While most people would imagine natural fibres would break down in the environment, that’s not always the case. Even though the fashion and textiles industry tells consumers ‘natural’ is a better choice, not all these fibres biodegrade. Much environmental research on textile pollution has focused heavily on synthetic fibres made from petroleum - microplastics.
However, growing evidence suggests that natural fibres dominate many environmental samples. These non-plastic fibres receive far less attention. But cotton that’s mercerised or wool that has been treated with aniline dyes may behave differently than the 'raw' material in the environment. That means they may not necessarily be the environmentally friendly alternatives to contemporary synthetic materials like acrylic, nylon, and polyamide that we also find in our local waterways.
When we started this project at Rudyard, we were joined by community scientists who volunteered to bring in water samples from the River Churnet. They all found textile fibres in their river water samples. But did those fibres come from their clothing? Were they airborne from tumble-dryer exhaust? Or had they not been filtered out of laundry effluent going through a waste-water treatment plant? How long had they been circulating in the environment?
Finding that out would be complex, with many possible sources and pathways into the river. What we could do was look at the sediment at the bottom of the lake to see how long fibres of which types had been accumulating. But that was challenging, too.
Our team combined methods from palaeolimnology - the study of lake sediments - with archival records and forensic analysis to create a detailed timeline of textile fibre pollution spanning around 150 years.

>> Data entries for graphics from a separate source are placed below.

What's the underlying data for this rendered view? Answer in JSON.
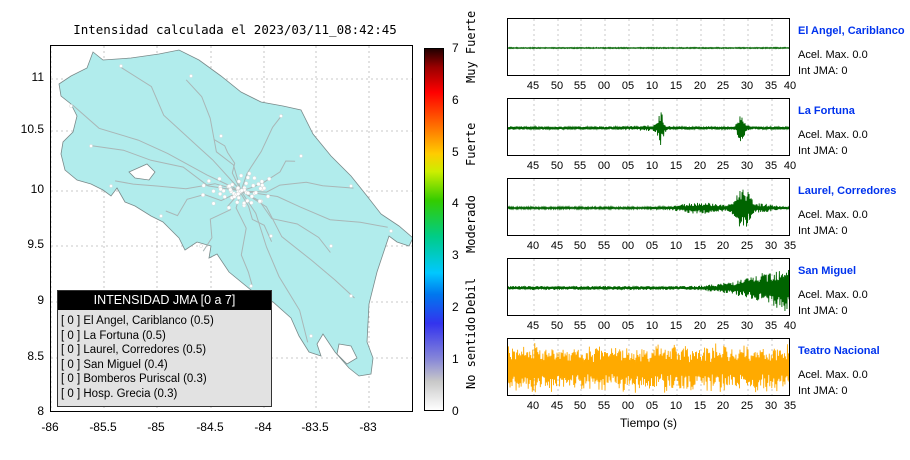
{
  "map": {
    "title": "Intensidad calculada el 2023/03/11_08:42:45",
    "y_ticks": [
      "11",
      "10.5",
      "10",
      "9.5",
      "9",
      "8.5",
      "8"
    ],
    "x_ticks": [
      "-86",
      "-85.5",
      "-85",
      "-84.5",
      "-84",
      "-83.5",
      "-83"
    ],
    "land_color": "#b1ecec"
  },
  "legend": {
    "title": "INTENSIDAD JMA [0 a 7]",
    "items": [
      "[ 0 ]  El Angel, Cariblanco (0.5)",
      "[ 0 ]  La Fortuna (0.5)",
      "[ 0 ]  Laurel, Corredores (0.5)",
      "[ 0 ]  San Miguel (0.4)",
      "[ 0 ]  Bomberos Puriscal (0.3)",
      "[ 0 ]  Hosp. Grecia (0.3)"
    ]
  },
  "colorbar": {
    "ticks": [
      "7",
      "6",
      "5",
      "4",
      "3",
      "2",
      "1",
      "0"
    ],
    "labels": [
      "Muy Fuerte",
      "Fuerte",
      "Moderado",
      "Debil",
      "No sentido"
    ]
  },
  "stations": [
    {
      "name": "El Angel, Cariblanco",
      "acel": "Acel. Max. 0.0",
      "int": "Int JMA: 0",
      "color": "#006400",
      "ticks": [
        "45",
        "50",
        "55",
        "00",
        "05",
        "10",
        "15",
        "20",
        "25",
        "30",
        "35",
        "40"
      ]
    },
    {
      "name": "La Fortuna",
      "acel": "Acel. Max. 0.0",
      "int": "Int JMA: 0",
      "color": "#006400",
      "ticks": [
        "45",
        "50",
        "55",
        "00",
        "05",
        "10",
        "15",
        "20",
        "25",
        "30",
        "35",
        "40"
      ]
    },
    {
      "name": "Laurel, Corredores",
      "acel": "Acel. Max. 0.0",
      "int": "Int JMA: 0",
      "color": "#006400",
      "ticks": [
        "40",
        "45",
        "50",
        "55",
        "00",
        "05",
        "10",
        "15",
        "20",
        "25",
        "30",
        "35"
      ]
    },
    {
      "name": "San Miguel",
      "acel": "Acel. Max. 0.0",
      "int": "Int JMA: 0",
      "color": "#006400",
      "ticks": [
        "45",
        "50",
        "55",
        "00",
        "05",
        "10",
        "15",
        "20",
        "25",
        "30",
        "35",
        "40"
      ]
    },
    {
      "name": "Teatro Nacional",
      "acel": "Acel. Max. 0.0",
      "int": "Int JMA: 0",
      "color": "#ffaa00",
      "ticks": [
        "40",
        "45",
        "50",
        "55",
        "00",
        "05",
        "10",
        "15",
        "20",
        "25",
        "30",
        "35"
      ]
    }
  ],
  "x_axis_title": "Tiempo (s)"
}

Rudyard Lake sits downstream of industrial-era manufacturing activity on the River Dane with fibres having been carried into the lake by the Dane Feeder. This makes the lake a natural archive for fibres released by a small number of mills and the area immediately around the lake.
The team applied forensic science methods to recover textile fibres from almost every layer of the lake sediment core, creating what "textile fibre chronology" stretching across approximately 150 years of human activity.

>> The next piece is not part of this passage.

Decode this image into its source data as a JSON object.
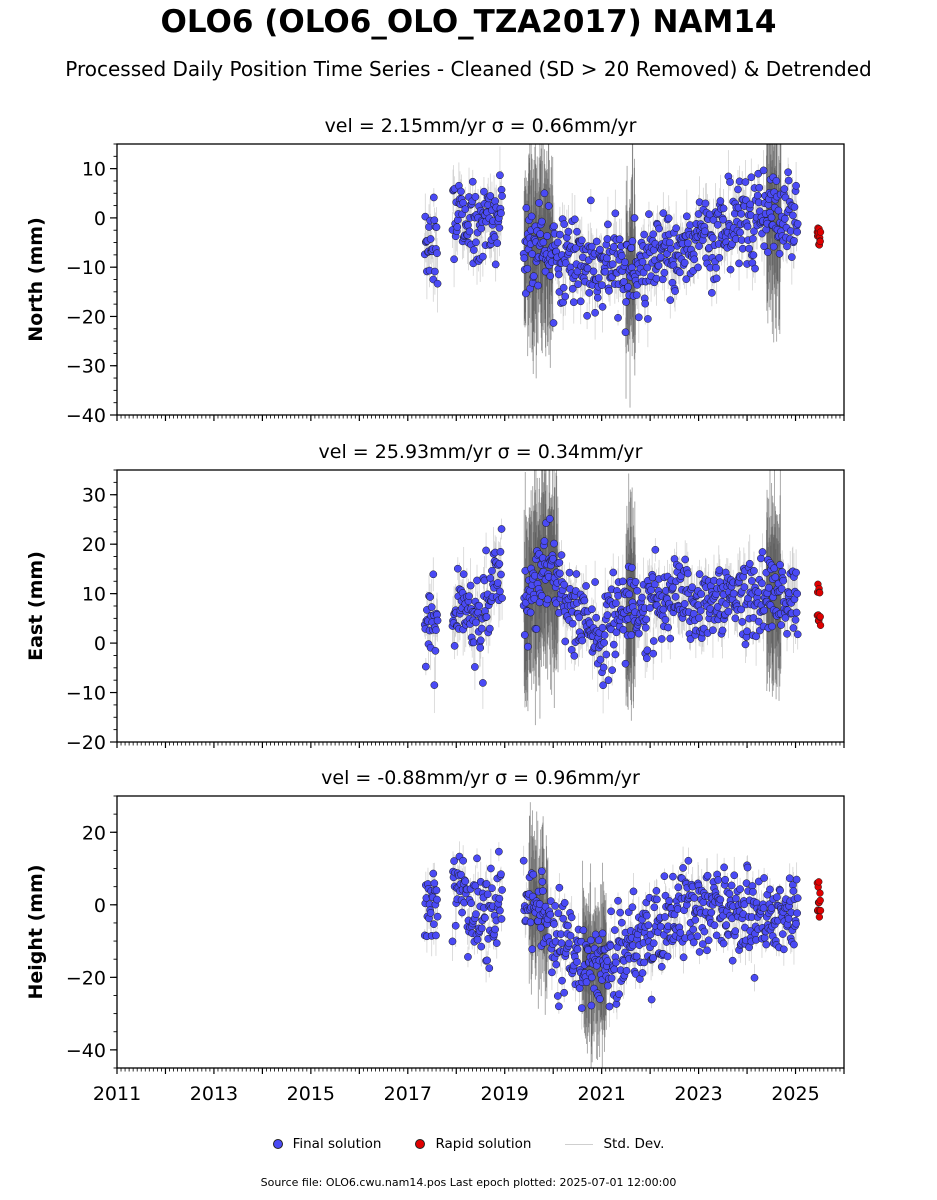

We found that from approximately 1876 to 1979, all textile fibres preserved in the lake sediment were natural in origin – predominantly cotton and wool. After 1979, the number of fibres increased sharply, driven largely by a rise in cotton accumulation. Our results provide rare historical context, showing that natural fibres have been accumulating in the environment since the early days of industrial textile production. This sediment record effectively preserved evidence of changing manufacturing practices, clothing consumption and laundry.
The findings have important implications for sustainability strategies that promote natural fibres as a solution to plastic pollution. Replacing synthetic textiles with natural fibres without understanding what they do in the environment risks creating new problems rather than solving existing ones. So, we are calling for broader assessments of textile pollution that includes both plastic and non-plastic fibres, particularly as governments, brands and consumers all seek to make more sustainable textile choices.